Slavica Janešlieva’s Cut-Out Paper Pioneer Doll Kit

(Last Updated On May 24, 2022)

Slavica Janešlieva was born in 1973 in Skopje, which was then in the Yugoslav Republic of Macedonia, one of six republics that were united in Yugoslavia. Skopje is now in the independent Republic of North Macedonia. In 1998 Janešlieva earned a master’s degree from the Faculty of Fine Arts in Skopje. In 2011 she became a professor in the Faculty of Fine Arts, at the University of St. Cyril and Methodius. Her art has been displayed in exhibitions and museums around the world.

Slavica Janešlieva – Cut-Out Paper Pioneer Doll Kit (2006)

Slavica Janešlieva spent her childhood in a relatively stable, though authoritarian country. The government of Yugoslavia tried to encourage the people to accept diversity. Even though the Yugoslav ethnicities had traditionally been enemies, it was hoped they could learn to live and work together in harmony. During the Cold War, Yugoslavia was not aligned with either NATO or the Warsaw Pact. As a result, both the United States and the Soviet Union sought the friendship of Yugoslavia. In the 1990s, the dream of different peoples living together in a peaceful stable country came to an end.

Anonymous – Slavica Janešlieva as a Child – (circa1983)

I believe that to understand Cut-Out Paper Pioneer Doll Kit it is necessary to know some of this background information about the artist’s country. Yugoslav Macedonia was part of Yugoslavia until 1991. From 1991 through 2019 Skopje was in the Republic of Macedonia. Greece objected to the name, because a region in Greece is also called Macedonia. The name was changed in 2019 to the Republic of North Macedonia. The country could accurately be called West Bulgaria, because the ethnic Macedonians are Bulgarian. They may not have wanted to name their country West Bulgaria out of concern that Bulgaria would object or try to annex the country (which they did during World War II).

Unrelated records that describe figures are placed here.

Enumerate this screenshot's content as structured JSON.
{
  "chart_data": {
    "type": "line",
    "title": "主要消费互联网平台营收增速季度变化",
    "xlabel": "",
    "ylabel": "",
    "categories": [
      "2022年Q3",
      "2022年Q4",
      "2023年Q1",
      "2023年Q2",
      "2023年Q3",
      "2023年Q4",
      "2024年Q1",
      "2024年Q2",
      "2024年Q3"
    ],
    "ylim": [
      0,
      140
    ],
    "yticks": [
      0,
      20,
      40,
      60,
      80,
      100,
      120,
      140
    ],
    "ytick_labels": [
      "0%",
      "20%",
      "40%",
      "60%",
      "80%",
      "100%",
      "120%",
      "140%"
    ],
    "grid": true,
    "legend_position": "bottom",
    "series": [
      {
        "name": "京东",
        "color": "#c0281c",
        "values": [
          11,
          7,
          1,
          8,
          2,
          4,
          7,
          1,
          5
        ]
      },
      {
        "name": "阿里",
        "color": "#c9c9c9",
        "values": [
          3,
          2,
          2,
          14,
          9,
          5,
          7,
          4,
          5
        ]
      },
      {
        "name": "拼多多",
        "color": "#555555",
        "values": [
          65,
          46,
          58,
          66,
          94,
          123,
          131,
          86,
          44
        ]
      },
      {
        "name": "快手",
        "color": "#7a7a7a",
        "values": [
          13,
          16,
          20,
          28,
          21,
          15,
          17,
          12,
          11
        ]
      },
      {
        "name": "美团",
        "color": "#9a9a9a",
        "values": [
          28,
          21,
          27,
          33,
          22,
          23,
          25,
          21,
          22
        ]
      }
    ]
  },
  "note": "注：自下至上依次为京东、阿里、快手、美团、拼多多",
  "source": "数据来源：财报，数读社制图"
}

Albanians are the second largest ethnic group in North Macedonia; there is antagonism between ethnic Macedonians and ethnic Albanians.

Perhaps Janešlieva has some nostalgia for the old Yugoslavia. Note the Pioneer Pledge to “love and cherish our homeland ‘my MBC’ and all its nationalities and ethnic groups.” Note also that the map of the Make Believe Country is a map of the former Yugoslavia. The doll’s nudity implies a vulnerability. A real paper doll has clothing that can be cut out to fit on the doll. In this work, the blouse, pantyhose, and shoes could not fit the doll.

Cut-Out Paper Pioneer Doll Kit was exhibited at the Bitola Museum in Bitola, North Macedonia in 2015. It was part of the “In-First-Person” exhibit for self portraits of contemporary Macedonian artists. I don’t know if the girl is really from a childhood photo of Slavica Janešlieva. Here in the USA most people don’t have nude photos of themselves as children. It may be different in North Macedonia.